The Lord said, "I never said that! Bird, why are you just like those reporters?!"
Bird persisted: "But one is within our capabilities, right?"
"Uuuuuu——"
Finally, under Bird's repeated teasing, Avril couldn't bear it anymore. She pushed Bird away and ran towards the villa in tears.
"Mary! Mary, where are you? Bird is bullying me!"
Chapter 43 Sarah's Bet
Today is a day with swollen face.
The swollen face here is not caused by the Chinese translation group, but Bird's face is really swollen.
The last time he teased the lord too much, he was severely beaten up by Mary, the head maid she called over.
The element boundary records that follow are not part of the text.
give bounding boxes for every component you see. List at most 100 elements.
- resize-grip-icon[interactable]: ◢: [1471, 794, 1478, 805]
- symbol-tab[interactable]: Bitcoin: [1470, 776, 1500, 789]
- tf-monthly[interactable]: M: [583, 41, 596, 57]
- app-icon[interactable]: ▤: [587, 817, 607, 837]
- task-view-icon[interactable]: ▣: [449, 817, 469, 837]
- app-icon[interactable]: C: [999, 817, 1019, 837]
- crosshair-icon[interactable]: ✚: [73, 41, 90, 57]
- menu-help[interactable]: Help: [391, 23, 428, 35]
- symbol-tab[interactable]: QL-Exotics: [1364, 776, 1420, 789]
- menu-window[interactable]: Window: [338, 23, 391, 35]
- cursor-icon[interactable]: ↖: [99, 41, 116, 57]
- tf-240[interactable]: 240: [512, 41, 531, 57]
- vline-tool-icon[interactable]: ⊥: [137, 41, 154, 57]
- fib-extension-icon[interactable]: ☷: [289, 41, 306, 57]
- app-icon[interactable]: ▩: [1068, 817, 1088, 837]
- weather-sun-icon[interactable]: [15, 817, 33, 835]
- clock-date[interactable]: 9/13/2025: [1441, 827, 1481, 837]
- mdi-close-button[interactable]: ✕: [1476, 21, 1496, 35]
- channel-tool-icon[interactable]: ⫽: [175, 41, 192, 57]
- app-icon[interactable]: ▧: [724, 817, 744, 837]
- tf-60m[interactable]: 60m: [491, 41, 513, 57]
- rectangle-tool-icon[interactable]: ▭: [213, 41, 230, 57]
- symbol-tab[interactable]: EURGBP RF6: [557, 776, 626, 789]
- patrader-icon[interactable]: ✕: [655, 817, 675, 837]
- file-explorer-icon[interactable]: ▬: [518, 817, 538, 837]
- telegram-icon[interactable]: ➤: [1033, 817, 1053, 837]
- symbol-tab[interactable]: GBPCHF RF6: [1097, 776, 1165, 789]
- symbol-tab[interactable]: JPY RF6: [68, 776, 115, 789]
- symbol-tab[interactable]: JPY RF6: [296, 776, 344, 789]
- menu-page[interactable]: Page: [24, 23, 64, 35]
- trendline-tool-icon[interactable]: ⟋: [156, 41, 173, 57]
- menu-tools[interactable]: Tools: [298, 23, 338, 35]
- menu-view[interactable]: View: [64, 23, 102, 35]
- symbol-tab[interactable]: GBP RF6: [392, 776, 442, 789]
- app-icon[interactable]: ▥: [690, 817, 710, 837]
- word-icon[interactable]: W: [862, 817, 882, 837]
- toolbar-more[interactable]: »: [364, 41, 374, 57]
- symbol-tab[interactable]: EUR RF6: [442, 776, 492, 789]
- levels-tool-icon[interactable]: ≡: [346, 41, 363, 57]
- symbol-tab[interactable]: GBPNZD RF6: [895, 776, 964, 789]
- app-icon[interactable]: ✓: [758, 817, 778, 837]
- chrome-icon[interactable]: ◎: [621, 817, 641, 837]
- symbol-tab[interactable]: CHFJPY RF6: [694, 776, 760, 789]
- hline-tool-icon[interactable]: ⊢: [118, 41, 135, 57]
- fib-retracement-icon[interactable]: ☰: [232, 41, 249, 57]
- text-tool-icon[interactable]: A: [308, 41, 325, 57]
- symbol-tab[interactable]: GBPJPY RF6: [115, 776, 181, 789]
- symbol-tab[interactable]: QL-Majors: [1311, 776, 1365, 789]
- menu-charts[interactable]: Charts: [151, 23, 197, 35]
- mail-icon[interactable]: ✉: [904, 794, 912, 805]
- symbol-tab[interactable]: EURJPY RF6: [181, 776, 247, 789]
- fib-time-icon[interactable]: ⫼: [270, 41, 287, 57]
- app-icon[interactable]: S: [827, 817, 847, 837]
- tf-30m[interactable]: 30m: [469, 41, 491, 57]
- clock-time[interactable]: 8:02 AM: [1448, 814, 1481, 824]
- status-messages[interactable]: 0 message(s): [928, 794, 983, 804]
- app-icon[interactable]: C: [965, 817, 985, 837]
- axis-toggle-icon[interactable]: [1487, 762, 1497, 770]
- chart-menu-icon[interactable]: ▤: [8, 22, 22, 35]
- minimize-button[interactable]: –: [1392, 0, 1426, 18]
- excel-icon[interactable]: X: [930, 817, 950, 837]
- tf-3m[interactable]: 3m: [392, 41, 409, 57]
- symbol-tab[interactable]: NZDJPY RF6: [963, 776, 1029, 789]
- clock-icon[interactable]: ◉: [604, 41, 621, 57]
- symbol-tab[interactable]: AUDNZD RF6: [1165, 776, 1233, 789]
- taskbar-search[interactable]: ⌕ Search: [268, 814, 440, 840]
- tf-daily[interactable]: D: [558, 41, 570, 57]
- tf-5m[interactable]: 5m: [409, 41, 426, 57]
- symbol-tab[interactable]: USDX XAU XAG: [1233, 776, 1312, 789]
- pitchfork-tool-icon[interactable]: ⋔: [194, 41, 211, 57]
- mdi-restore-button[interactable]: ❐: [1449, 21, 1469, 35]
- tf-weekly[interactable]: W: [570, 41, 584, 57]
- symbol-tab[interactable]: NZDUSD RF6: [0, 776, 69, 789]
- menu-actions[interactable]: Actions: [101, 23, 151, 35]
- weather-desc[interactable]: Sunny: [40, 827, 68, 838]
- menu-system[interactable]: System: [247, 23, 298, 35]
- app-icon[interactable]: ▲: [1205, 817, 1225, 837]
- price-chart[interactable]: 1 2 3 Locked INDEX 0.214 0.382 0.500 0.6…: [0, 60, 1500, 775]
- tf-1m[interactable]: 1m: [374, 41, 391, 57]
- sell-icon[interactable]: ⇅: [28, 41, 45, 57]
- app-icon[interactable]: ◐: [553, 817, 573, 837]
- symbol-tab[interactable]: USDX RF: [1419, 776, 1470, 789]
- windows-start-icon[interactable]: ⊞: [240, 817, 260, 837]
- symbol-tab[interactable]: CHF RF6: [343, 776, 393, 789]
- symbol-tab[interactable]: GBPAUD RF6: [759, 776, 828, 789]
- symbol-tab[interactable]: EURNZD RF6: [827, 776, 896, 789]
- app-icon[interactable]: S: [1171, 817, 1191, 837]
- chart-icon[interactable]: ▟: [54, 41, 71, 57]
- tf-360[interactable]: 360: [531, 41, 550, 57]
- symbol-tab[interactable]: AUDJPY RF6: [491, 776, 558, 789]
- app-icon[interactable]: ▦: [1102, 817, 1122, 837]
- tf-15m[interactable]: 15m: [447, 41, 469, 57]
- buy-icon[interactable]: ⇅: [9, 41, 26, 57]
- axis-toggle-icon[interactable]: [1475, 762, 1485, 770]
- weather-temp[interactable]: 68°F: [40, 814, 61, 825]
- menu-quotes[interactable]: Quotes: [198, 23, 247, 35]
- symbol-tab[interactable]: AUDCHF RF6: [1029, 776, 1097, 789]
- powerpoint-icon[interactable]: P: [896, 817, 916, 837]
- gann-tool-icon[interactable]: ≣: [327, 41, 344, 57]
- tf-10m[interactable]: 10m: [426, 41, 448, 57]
Bird suspected that Mary had been holding a grudge against him for a long time and took this opportunity to take action.
So in order to reduce the swelling on his face as quickly as possible and regain his handsome face, Bird found the pornographic book magician.
"A medicine to reduce swelling?"
Sarah glanced at Bird's swollen cheeks and thought for a moment: "Yes, wait a moment here."
This is the basement of the villa, currently used by the magician lady as her own potion workshop. She often tinkers with potions in it, and the air is filled with the scent of herbs.
After Bird's long observation, the so-called magic potion seemed to be some natural ingredients in plants, which changed under the action of magic to produce substances with medicinal value to the human body. Although it still sounded quite metaphysical, it was at least much more reliable than the old Western medicine of enema and bloodletting.
"Three mint leaves, one horsetail grass, one piece of poplar bark..."
Muttering to herself, Sarah quickly finished preparing the anti-swelling ointment, a lump of green.
It doesn’t look very good, but it does give a cooling feeling when applied on the face, so it should be effective...right?
"That's right, pervert."
Just as Bird was about to leave, Sarah called out to him, "Should we be able to get started with the Pan-Magic Organization's work now?"
Has the way you address me become completely perverted... Bird raised his eyebrows slightly in dissatisfaction: "Of course, the leader of our Pan-Magic Organization, as long as you are happy."
【Evaluation: General】
[Reward: "Escape from Earth"]
"You, you, you, how did you know?"
Sarah was caught off guard and opened her eyes wide in shock: "Are you following me? Have you developed this far as a pervert???"
"I'm too lazy to follow you, but I do have some information channels in the county." Bird certainly couldn't say that the position update on the system interface was a problem. He explained casually, "If my friend hadn't told me, I wouldn't have known that I had quietly joined a party..."
"So, so what?" Sarah yelled. "It's because you guys didn't do anything! I registered the party all by myself! I even paid the registration fee!"
"Ok."
Bird shrugged. "Whatever the reason, if you're really free..."
"What did you say?" Sarah frowned.
"Ahem, I mean, if you have some free time available for other activities, why not try promoting it through writing? According to Miss Sophia, you seem to be contributing articles to newspapers, right?"
"Using writing for publicity?"
Sarah lowered her head and thought for a moment. "That seems to make sense... Then I'll try to publish the party platform I've written in the newspaper."
"No, no, no, don't write a party platform. That's the most boring thing," Bird immediately denied. "The most boring book in the world is political. No reader would be interested in that kind of thing."
"What's the second most boring book?"
Sarah demanded.
"A book satirizing politics," Bird replied. "In short, if you really want to promote a pan-magical organization through writing, you should use a method that's more accessible to the general public, more accessible, and more likely to spark interest in reading, rather than writing some unread party platform—that's something anyone could write in a day."